4. Kalibrasi kamera sudah standar dan memiliki hasil yang akurat.
I.5. Tujuan
Tujuan penelitian ini yaitu :
1. Teridentifikasinya tingkat akurasi DEM hasil proses stereoplotting
interaktif pada foto udara format kecil menurut SNI 19-6502.1-2000.
2. Teridentifikasinya tingkat akurasi DEM hasil stereoplotting interaktif
berdasarkan perbandingan nilai standar deviasi dan ketelitian maksimal
rata-rata mengacu pada penelitian oleh Lee (2008).
I.6. Manfaat
Diharapkan hasil penelitian ini dapat memberikan informasi mengenai
keakuratan DEM dari proses stereoplotting foto udara. Selain itu juga sebagai
referensi dalam pengambilan keputusan mengenai metode yang sesuai untuk
pembuatan DEM dari FUFK.
I.7. Tinjauan Pustaka
Melasari (2014) melakukan penelitian mengenai kajian akurasi DEM hasil
stereoplotting pada foto udara format medium di kawasan lembah Universitas
Gadjah Mada, Yogyakarta. Metode yang digunakan dalam penelitian adalah
stereoplotting interaktif. Hasil yang diperoleh yaitu nilai standar deviasi sebesar
0,434 m dan lebih kecil dari nilai ketelitian maksimal rata-rata yaitu 0,456 m.

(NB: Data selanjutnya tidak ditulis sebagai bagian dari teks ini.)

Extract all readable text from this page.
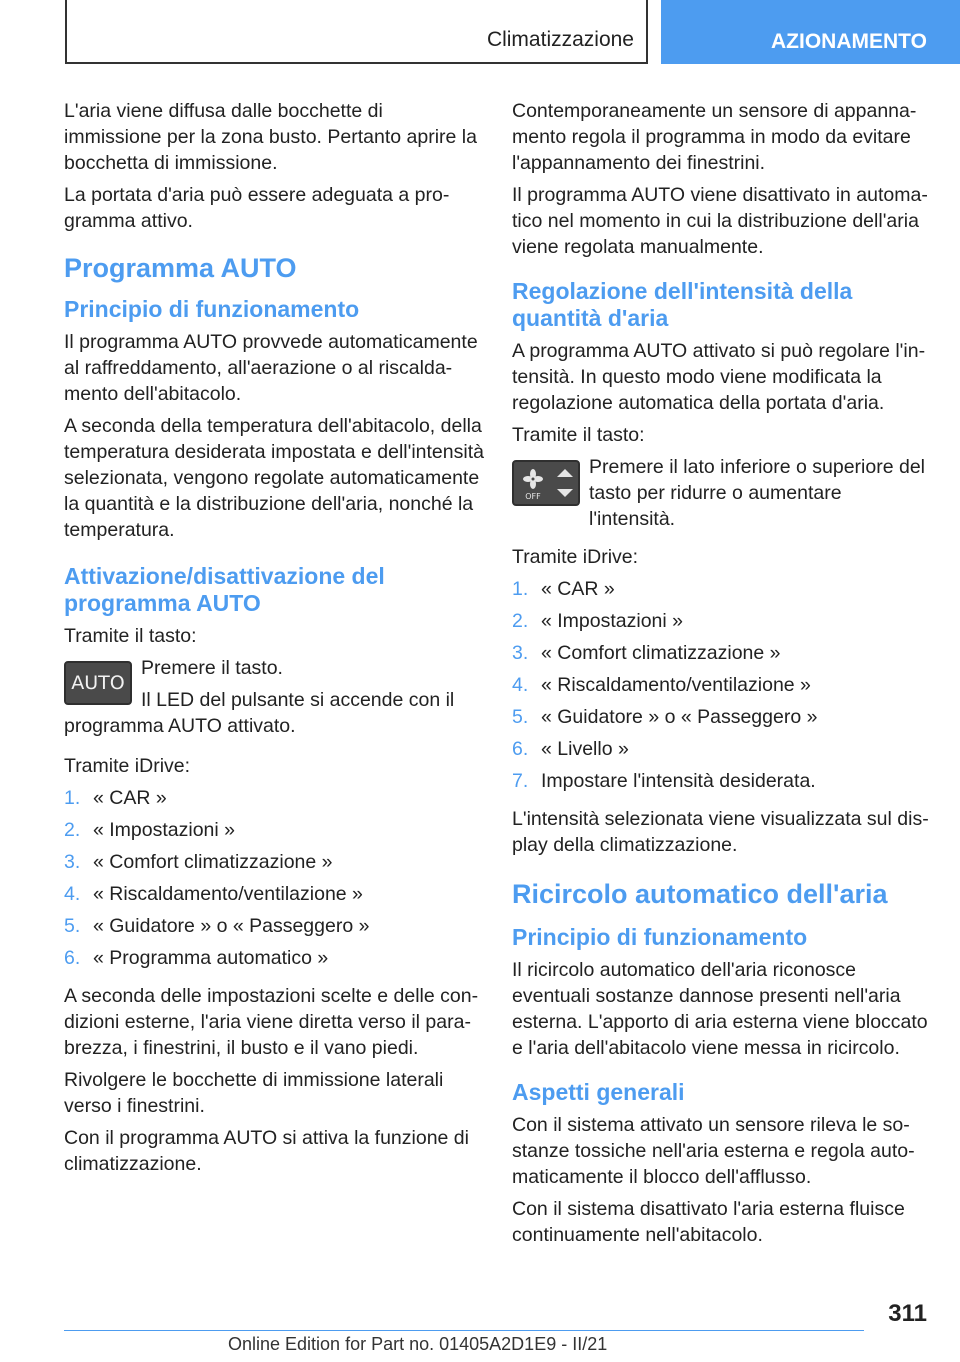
Climatizzazione	AZIONAMENTO

L'aria viene diffusa dalle bocchette di immissione per la zona busto. Pertanto aprire la bocchetta di immissione.

La portata d'aria può essere adeguata a programma attivo.

Programma AUTO
Principio di funzionamento

Il programma AUTO provvede automaticamente al raffreddamento, all'aerazione o al riscaldamento dell'abitacolo.

A seconda della temperatura dell'abitacolo, della temperatura desiderata impostata e dell'intensità selezionata, vengono regolate automaticamente la quantità e la distribuzione dell'aria, nonché la temperatura.

Attivazione/disattivazione del programma AUTO

Tramite il tasto:

AUTO
Premere il tasto.
Il LED del pulsante si accende con il programma AUTO attivato.

Tramite iDrive:

1. « CAR »
2. « Impostazioni »
3. « Comfort climatizzazione »
4. « Riscaldamento/ventilazione »
5. « Guidatore » o « Passeggero »
6. « Programma automatico »

A seconda delle impostazioni scelte e delle condizioni esterne, l'aria viene diretta verso il parabrezza, i finestrini, il busto e il vano piedi.

Rivolgere le bocchette di immissione laterali verso i finestrini.

Con il programma AUTO si attiva la funzione di climatizzazione.

Contemporaneamente un sensore di appannamento regola il programma in modo da evitare l'appannamento dei finestrini.

Il programma AUTO viene disattivato in automatico nel momento in cui la distribuzione dell'aria viene regolata manualmente.

Regolazione dell'intensità della quantità d'aria

A programma AUTO attivato si può regolare l'intensità. In questo modo viene modificata la regolazione automatica della portata d'aria.

Tramite il tasto:

OFF
Premere il lato inferiore o superiore del tasto per ridurre o aumentare l'intensità.

Tramite iDrive:

1. « CAR »
2. « Impostazioni »
3. « Comfort climatizzazione »
4. « Riscaldamento/ventilazione »
5. « Guidatore » o « Passeggero »
6. « Livello »
7. Impostare l'intensità desiderata.

L'intensità selezionata viene visualizzata sul display della climatizzazione.

Ricircolo automatico dell'aria
Principio di funzionamento

Il ricircolo automatico dell'aria riconosce eventuali sostanze dannose presenti nell'aria esterna. L'apporto di aria esterna viene bloccato e l'aria dell'abitacolo viene messa in ricircolo.

Aspetti generali

Con il sistema attivato un sensore rileva le sostanze tossiche nell'aria esterna e regola automaticamente il blocco dell'afflusso.

Con il sistema disattivato l'aria esterna fluisce continuamente nell'abitacolo.

311
Online Edition for Part no. 01405A2D1E9 - II/21
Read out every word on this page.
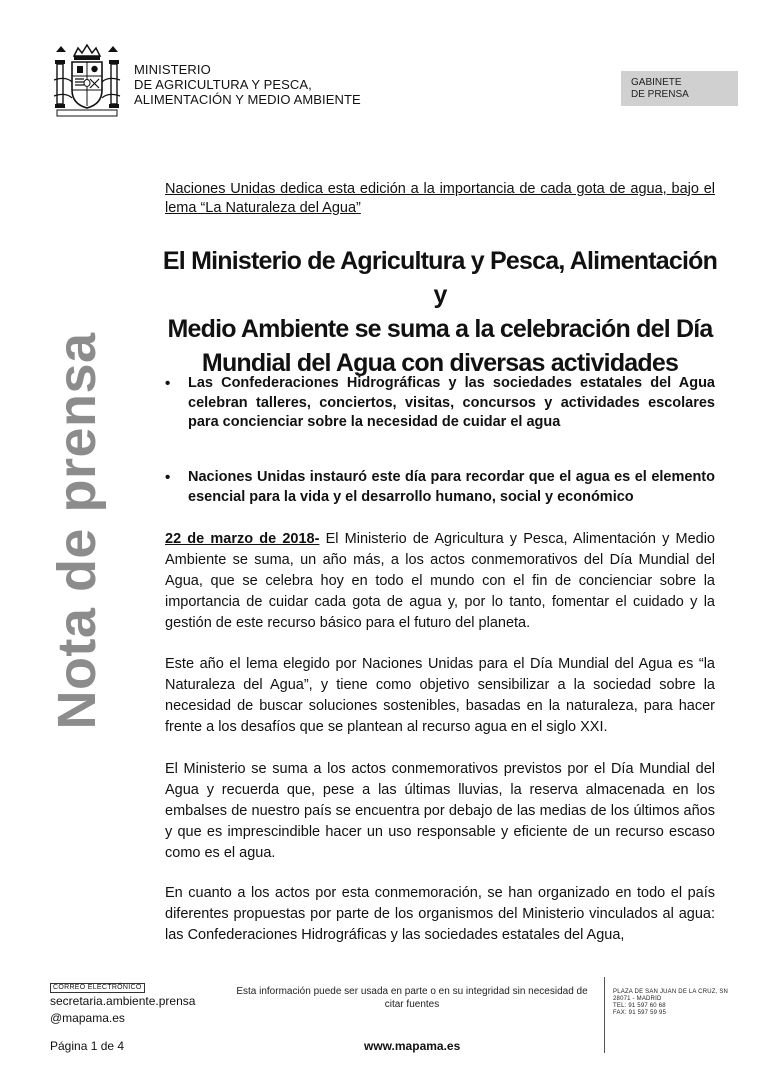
MINISTERIO
DE AGRICULTURA Y PESCA,
ALIMENTACIÓN Y MEDIO AMBIENTE
GABINETE
DE PRENSA
Nota de prensa
Naciones Unidas dedica esta edición a la importancia de cada gota de agua, bajo el lema “La Naturaleza del Agua”
El Ministerio de Agricultura y Pesca, Alimentación y
Medio Ambiente se suma a la celebración del Día
Mundial del Agua con diversas actividades
• Las Confederaciones Hidrográficas y las sociedades estatales del Agua celebran talleres, conciertos, visitas, concursos y actividades escolares para concienciar sobre la necesidad de cuidar el agua
• Naciones Unidas instauró este día para recordar que el agua es el elemento esencial para la vida y el desarrollo humano, social y económico
22 de marzo de 2018- El Ministerio de Agricultura y Pesca, Alimentación y Medio Ambiente se suma, un año más, a los actos conmemorativos del Día Mundial del Agua, que se celebra hoy en todo el mundo con el fin de concienciar sobre la importancia de cuidar cada gota de agua y, por lo tanto, fomentar el cuidado y la gestión de este recurso básico para el futuro del planeta.
Este año el lema elegido por Naciones Unidas para el Día Mundial del Agua es “la Naturaleza del Agua”, y tiene como objetivo sensibilizar a la sociedad sobre la necesidad de buscar soluciones sostenibles, basadas en la naturaleza, para hacer frente a los desafíos que se plantean al recurso agua en el siglo XXI.
El Ministerio se suma a los actos conmemorativos previstos por el Día Mundial del Agua y recuerda que, pese a las últimas lluvias, la reserva almacenada en los embalses de nuestro país se encuentra por debajo de las medias de los últimos años y que es imprescindible hacer un uso responsable y eficiente de un recurso escaso como es el agua.
En cuanto a los actos por esta conmemoración, se han organizado en todo el país diferentes propuestas por parte de los organismos del Ministerio vinculados al agua: las Confederaciones Hidrográficas y las sociedades estatales del Agua,
CORREO ELECTRÓNICO
secretaria.ambiente.prensa
@mapama.es
Esta información puede ser usada en parte o en su integridad sin necesidad de citar fuentes
PLAZA DE SAN JUAN DE LA CRUZ, SN
28071 - MADRID
TEL: 91 597 60 68
FAX: 91 597 59 95
Página 1 de 4	www.mapama.es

Pranadita (2013) membuat DEM dari foto udara format format medium
menggunakan kamera DigiCAM di kawasan kampus Universitas Gadjah Mada,
Yogyakarta. Metode yang digunakan adalah stereoplotting interaktif. Kesimpulan
yang dapat diambil adalah nilai standar deviasi dari DEM hasil stereoplotting foto
udara format sedang sebesar 0,628 m.
Abdullah (2010) dalam sebuah artikel ilmiah Mapping Matters mengemukakan
bahwa ketelitian vertikal seringkali lebih baik dari ketelitian horisontal menurut
standar ASPRS. Hal tersebut dapat disebabkan karena cara penentuan standar untuk
vertikal berbeda dengan horisontal. Apabila standar horisontal mempertimbangkan
GSD dan skala produk/enlargement ratio yang dihasilkan berdasarkan skala
penerbangan, maka standar vertikal menggunakan mempertimbangkan GSD dan
interval kontur.
Lee (2008) meneliti mengenai kesesuaian airborne video data untuk
fotogrametri. Video diperoleh menggunakan kamera non metrik dengan
menggunakan skala 1:45.000. IOP dan distorsi foto diselesaikan menggunakan
model parameter distorsi Jacobsen. Penelitian ini memperoleh hasil RMSE 0,5 m
untuk horisontal dan 0,6 s.d 0,8 meter untuk vertikal.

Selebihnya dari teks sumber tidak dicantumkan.